Hausenblas and her co-authors said that diagnosing exercise addiction can be difficult and should be based on a detailed conversation with the person that includes questions similar to those in diagnosing other addictions.

These questions, included in a sample questionnaire included in the review, address the amount and frequency of exercise, motivation to exercise and the effects that exercise has on overall life quality.

Most physically active people are able to control their desires to exercise and do not go through the withdrawal symptoms or negative social effects caused by their exercise routines as someone with exercise addiction does, researchers said.

Treatment of exercise addiction should be focused on addressing the addictive behavior and changing the way someone thinks about it — also called cognitive behavior therapy — researchers said.
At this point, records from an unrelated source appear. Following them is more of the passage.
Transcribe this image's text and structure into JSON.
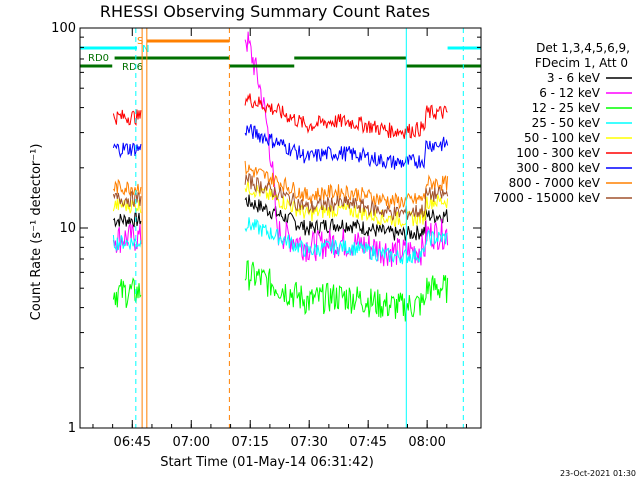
{
  "chart_data": {
    "type": "line",
    "title": "RHESSI Observing Summary Count Rates",
    "xlabel": "Start Time (01-May-14 06:31:42)",
    "ylabel": "Count Rate (s⁻¹ detector⁻¹)",
    "yscale": "log",
    "ylim": [
      1,
      100
    ],
    "xlim_min": [
      0,
      102
    ],
    "x_unit": "minutes since 06:31:42",
    "x_ticks": [
      {
        "label": "06:45",
        "value": 13.3
      },
      {
        "label": "07:00",
        "value": 28.3
      },
      {
        "label": "07:15",
        "value": 43.3
      },
      {
        "label": "07:30",
        "value": 58.3
      },
      {
        "label": "07:45",
        "value": 73.3
      },
      {
        "label": "08:00",
        "value": 88.3
      }
    ],
    "y_ticks": [
      {
        "label": "1",
        "value": 1
      },
      {
        "label": "10",
        "value": 10
      },
      {
        "label": "100",
        "value": 100
      }
    ],
    "legend": {
      "header1": "Det 1,3,4,5,6,9,",
      "header2": "FDecim 1, Att 0",
      "placement": "right"
    },
    "series": [
      {
        "name": "3 - 6 keV",
        "color": "#000000",
        "base": 11
      },
      {
        "name": "6 - 12 keV",
        "color": "#ff00ff",
        "base": 9
      },
      {
        "name": "12 - 25 keV",
        "color": "#00ff00",
        "base": 4.8
      },
      {
        "name": "25 - 50 keV",
        "color": "#00ffff",
        "base": 8.5
      },
      {
        "name": "50 - 100 keV",
        "color": "#ffff00",
        "base": 13
      },
      {
        "name": "100 - 300 keV",
        "color": "#ff0000",
        "base": 36
      },
      {
        "name": "300 - 800 keV",
        "color": "#0000ff",
        "base": 25
      },
      {
        "name": "800 - 7000 keV",
        "color": "#ff8000",
        "base": 16
      },
      {
        "name": "7000 - 15000 keV",
        "color": "#a0522d",
        "base": 14
      }
    ],
    "data_windows": [
      {
        "start": 8.5,
        "end": 15.5
      },
      {
        "start": 42.0,
        "end": 93.5
      }
    ],
    "flags": [
      {
        "label": "RD0",
        "color": "#007000"
      },
      {
        "label": "RD6",
        "color": "#007000"
      },
      {
        "label": "S",
        "color": "#ff8000"
      },
      {
        "label": "N",
        "color": "#00ffff"
      }
    ],
    "timestamp": "23-Oct-2021 01:30"
  }
}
The goal is not to stop exercise completely, but to help people recognize the addictive behavior, the harms it may have their well-being and change their routines.

Schreiber began receiving treatment in 2015, that helped her be more mindful and cut down on the time she felt she had to be at the gym.

Today, Schreiber, who wrote a book about her experience before joining Hausenblas for this review, said she still works out about 45 minutes a day — but she's careful to not push herself too hard.

"[It’s] not compulsive, overwhelming activity that rules everything,” she said.

As messages and reminders become more pervasive in American culture to stay active and exercise, Schreiber’s experience highlights what can happen if working out becomes so much of a focus that takes over a person’s life.